3. KOSA’s legal mandates are unenforceable

For this vast majority of online platforms, KOSA creates a “duty of care” that obligates them to act “in the best interest” of minors, requiring them to “prevent and mitigate” a variety of potentially harmful categories of content. While this sounds good in theory, these categories are so vague and subjective as to be effectively unenforceable, and include content that might contribute to various mental health disorders, “patterns of use that… encourage addiction-like behavior,” and online harassment and bullying. A legal duty of care may be reasonable when addressed to content and behaviors that are clearly defined, such as Child Sexual Abuse Material. But when applied to subjective content, it becomes incredibly difficult for any given website to know whether they are in compliance.

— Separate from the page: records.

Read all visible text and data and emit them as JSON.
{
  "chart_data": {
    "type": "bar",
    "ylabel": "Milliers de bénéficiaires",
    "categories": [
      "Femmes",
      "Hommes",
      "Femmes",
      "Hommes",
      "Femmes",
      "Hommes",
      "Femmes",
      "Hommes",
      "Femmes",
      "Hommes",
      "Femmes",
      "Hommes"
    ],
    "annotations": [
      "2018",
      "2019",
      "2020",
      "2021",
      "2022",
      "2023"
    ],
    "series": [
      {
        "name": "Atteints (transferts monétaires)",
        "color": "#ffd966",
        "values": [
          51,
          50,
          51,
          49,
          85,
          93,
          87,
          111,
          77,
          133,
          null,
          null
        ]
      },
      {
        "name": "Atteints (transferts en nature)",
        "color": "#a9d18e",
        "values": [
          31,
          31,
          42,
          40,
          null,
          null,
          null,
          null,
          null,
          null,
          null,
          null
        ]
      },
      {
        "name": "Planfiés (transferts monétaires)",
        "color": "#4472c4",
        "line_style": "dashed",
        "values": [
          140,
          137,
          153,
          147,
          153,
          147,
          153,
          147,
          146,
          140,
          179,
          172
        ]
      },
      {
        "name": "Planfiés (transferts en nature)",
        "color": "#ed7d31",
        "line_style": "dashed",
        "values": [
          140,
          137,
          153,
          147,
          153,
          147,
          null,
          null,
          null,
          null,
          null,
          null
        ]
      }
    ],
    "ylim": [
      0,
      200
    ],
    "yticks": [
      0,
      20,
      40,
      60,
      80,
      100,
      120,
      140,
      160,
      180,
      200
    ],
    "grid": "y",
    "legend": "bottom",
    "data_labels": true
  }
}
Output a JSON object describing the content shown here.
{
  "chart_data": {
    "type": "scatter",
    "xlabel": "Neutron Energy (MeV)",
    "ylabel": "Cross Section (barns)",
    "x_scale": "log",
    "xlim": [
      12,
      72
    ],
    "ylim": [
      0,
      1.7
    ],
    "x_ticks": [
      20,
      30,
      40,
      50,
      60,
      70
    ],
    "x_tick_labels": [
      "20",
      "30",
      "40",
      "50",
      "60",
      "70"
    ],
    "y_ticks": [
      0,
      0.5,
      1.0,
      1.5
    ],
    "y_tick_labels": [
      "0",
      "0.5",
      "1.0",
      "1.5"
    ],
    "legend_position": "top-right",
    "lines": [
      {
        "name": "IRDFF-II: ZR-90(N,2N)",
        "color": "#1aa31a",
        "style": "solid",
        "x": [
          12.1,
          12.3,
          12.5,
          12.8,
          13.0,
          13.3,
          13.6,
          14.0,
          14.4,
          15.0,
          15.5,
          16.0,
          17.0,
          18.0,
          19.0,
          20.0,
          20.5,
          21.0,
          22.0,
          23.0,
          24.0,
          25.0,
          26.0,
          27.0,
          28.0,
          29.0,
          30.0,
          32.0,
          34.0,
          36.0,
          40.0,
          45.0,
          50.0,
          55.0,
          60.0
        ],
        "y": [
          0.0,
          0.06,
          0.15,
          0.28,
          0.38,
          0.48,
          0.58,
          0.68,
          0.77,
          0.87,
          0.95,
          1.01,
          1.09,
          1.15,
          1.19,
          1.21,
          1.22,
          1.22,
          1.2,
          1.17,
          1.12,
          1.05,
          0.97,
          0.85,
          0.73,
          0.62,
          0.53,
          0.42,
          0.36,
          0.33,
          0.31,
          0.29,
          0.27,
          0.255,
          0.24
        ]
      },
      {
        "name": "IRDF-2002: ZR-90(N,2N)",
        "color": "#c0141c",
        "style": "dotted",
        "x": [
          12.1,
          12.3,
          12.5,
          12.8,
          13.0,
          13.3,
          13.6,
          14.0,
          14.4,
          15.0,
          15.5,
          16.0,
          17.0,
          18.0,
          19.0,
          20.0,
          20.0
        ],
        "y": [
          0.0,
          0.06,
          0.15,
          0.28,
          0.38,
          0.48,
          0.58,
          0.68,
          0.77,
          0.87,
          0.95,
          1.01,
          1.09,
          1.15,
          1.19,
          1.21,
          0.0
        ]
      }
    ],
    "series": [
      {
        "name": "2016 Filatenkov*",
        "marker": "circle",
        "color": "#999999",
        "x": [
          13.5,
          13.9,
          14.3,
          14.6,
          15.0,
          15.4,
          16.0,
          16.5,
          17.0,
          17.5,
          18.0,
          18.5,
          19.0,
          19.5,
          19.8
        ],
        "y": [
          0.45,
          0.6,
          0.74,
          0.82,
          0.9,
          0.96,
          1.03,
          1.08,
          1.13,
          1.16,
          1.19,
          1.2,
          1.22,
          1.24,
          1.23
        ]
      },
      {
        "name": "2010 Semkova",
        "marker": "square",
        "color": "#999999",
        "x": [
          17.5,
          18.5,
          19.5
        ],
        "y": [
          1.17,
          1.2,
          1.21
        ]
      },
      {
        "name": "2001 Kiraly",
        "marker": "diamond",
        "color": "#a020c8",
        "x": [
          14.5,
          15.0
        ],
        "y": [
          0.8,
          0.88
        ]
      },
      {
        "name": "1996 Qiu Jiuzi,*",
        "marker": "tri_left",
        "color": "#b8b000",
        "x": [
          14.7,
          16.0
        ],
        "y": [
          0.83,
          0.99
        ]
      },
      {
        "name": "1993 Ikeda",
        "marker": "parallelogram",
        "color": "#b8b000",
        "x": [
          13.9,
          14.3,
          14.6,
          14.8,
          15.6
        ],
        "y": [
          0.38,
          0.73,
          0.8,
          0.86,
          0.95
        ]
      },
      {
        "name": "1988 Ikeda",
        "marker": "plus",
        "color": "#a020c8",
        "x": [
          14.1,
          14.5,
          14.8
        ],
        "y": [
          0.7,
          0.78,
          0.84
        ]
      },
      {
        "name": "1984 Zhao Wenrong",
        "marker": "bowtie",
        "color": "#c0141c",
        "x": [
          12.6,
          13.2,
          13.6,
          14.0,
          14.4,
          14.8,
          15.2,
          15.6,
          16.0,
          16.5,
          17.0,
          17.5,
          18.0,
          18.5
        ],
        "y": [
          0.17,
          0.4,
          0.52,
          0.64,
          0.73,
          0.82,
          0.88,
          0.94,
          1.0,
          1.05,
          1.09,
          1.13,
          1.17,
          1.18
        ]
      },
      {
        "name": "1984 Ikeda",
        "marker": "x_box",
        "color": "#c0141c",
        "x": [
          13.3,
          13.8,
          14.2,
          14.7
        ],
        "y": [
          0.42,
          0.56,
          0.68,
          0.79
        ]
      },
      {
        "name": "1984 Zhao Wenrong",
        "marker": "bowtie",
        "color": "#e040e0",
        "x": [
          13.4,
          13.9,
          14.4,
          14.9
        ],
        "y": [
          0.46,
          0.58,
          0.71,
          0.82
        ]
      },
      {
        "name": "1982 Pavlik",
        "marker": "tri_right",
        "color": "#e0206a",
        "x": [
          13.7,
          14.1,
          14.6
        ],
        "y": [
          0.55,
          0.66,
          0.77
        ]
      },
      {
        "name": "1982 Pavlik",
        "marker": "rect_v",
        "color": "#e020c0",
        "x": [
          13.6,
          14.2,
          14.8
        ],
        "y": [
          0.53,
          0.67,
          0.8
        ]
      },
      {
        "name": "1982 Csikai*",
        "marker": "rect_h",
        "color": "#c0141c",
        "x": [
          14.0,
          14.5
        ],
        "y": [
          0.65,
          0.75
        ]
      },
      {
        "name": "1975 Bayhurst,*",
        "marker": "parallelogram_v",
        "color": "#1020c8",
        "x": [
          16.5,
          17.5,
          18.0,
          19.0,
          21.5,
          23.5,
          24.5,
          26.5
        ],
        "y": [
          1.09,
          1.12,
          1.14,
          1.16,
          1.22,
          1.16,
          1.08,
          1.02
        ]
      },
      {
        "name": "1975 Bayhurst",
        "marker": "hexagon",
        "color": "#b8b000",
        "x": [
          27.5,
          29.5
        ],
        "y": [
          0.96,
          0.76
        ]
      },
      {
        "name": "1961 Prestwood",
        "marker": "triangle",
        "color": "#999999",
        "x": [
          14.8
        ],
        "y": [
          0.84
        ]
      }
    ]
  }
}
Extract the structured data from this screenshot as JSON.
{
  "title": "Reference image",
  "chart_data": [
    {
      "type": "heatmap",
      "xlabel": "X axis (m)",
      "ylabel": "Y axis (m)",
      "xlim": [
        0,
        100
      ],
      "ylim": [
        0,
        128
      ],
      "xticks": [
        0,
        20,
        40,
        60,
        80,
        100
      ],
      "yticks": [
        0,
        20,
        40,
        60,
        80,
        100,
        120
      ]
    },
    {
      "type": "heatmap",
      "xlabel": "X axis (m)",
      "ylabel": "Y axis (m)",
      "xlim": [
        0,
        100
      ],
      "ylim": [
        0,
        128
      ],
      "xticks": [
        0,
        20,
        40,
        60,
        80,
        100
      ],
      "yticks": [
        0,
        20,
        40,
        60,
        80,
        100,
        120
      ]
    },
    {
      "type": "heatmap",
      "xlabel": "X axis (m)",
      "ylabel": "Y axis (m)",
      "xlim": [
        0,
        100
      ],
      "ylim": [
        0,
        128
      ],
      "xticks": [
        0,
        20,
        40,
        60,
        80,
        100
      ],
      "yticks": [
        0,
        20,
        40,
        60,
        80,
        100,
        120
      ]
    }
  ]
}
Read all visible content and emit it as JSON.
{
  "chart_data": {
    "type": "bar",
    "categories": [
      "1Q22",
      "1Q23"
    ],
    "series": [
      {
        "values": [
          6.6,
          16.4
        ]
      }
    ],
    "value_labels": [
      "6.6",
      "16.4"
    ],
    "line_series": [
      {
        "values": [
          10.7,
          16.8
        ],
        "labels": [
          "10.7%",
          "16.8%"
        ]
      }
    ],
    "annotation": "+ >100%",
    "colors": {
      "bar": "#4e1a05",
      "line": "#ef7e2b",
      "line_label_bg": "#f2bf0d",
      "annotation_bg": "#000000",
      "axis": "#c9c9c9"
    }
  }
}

The kinds of content and interactions online that could be considered bad for a child’s mental well-being are frequently context-specific and also vary by individual. Moreover, the algorithms that allow large platforms to moderate content at scale are not equipped to handle the level of nuance between, for example, content that may encourage eating disorders and self-help content designed to help people with said disorders. Thus, this duty of care effectively forces platforms to either censor a massive amount of content to ensure compliance, or to simply ban all minors (defined as anyone under the age of 17) from their platform.

4. KOSA would limit the ability for children to access and benefit from the internet

Further, KOSA requires platforms to “limit the ability of other individuals to communicate with the minor.” But as one of us has written, this is how her career started. As a teenager, elected officials would add her as a friend on Facebook and that was one method by which she networked and acquired opportunities in politics. From forums like AllTrails that help users learn about hiking trail conditions and safety to disease forums where users can learn more about how to live with their ailments, the internet is full of useful content for all ages. And not everyone wants their government IDs and face scans connected to content about their health information or other kinds of support content.

While we applaud the desire of Congress to protect children, KOSA would have exactly the opposite effect. Instead of limiting the collection of sensitive data on children, it would mandate it. Instead of protecting our First Amendment rights, it would violate them. Instead of rushing forward with this misguided effort, let’s protect children—and all Americans—by passing a national data privacy and protection law. We deserve no less.